Радоваться за тех, кого любишь, легко и просто. Это не требует душевных затрат, потому что близкие — огромная часть тебя. Я чувствовала себя в долгу перед друзьями, которые спасли меня теплом своих слов, и приняла решение, что нежность к ним не позволит мне примириться с «двойными стандартами» — радоваться за родных и испытывать негативные эмоции при виде счастья едва знакомых людей, о ситуациях и жизненных сложностях которых я не знаю решительно ничего.

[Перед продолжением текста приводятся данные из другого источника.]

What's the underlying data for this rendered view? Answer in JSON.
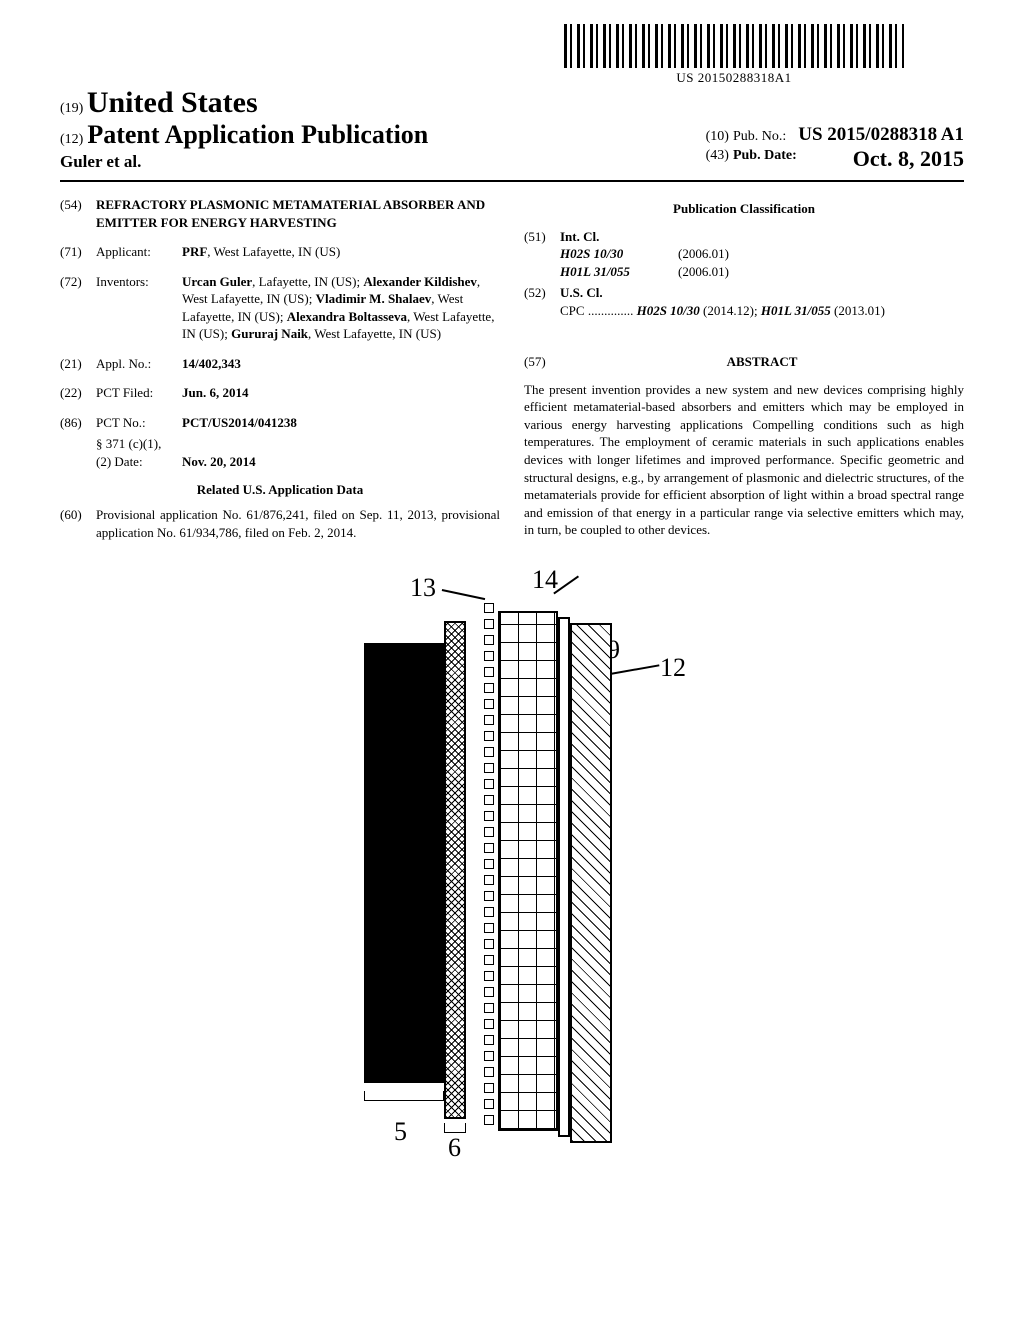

В книге «Поговорим об утрате» есть очень глубокая мысль об опыте потери, и я приведу здесь цитату: «Настаивать на том, что есть надежда на положительный результат — это еще один способ нашей культуры навязывать необходимость счастливого финала. Но можно надеяться получить не физический результат, а прожить сам опыт утраты так, чтобы это было гармонично и значимо для вашей личности».
Для меня было важно, чтобы мой ребенок погиб «не зря», и значимость потери для меня заключалась в том, что я преисполнилась стремления стать лучше ради своих будущих детей, не зная, появятся ли они когда-либо.
Мой путь не стал проще, но я почувствовала, как с души свалился камень. Меня посетило ощущение невероятной ясности, потеря открыла мне глаза на то, что моей душе есть куда расти. Мне было важно стать хорошим человеком, чтобы не было стыдно перед собой, перед детьми-ангелами, потеря которых преподнесла мне такую проверку характера.
Завершу этот раздел последней цитатой из книги Меган Девайн, я повторяла ее как мантру: «Боль, которую вы ощущаете сейчас, тесно связана с вашей любовью. Но боль постепенно сделается тише, а любовь же останется. Она станет глубже и изменится. Восстановление в горе — движение рука об руку с прошлым, несбывшимся и с тем, что от этого всего осталось».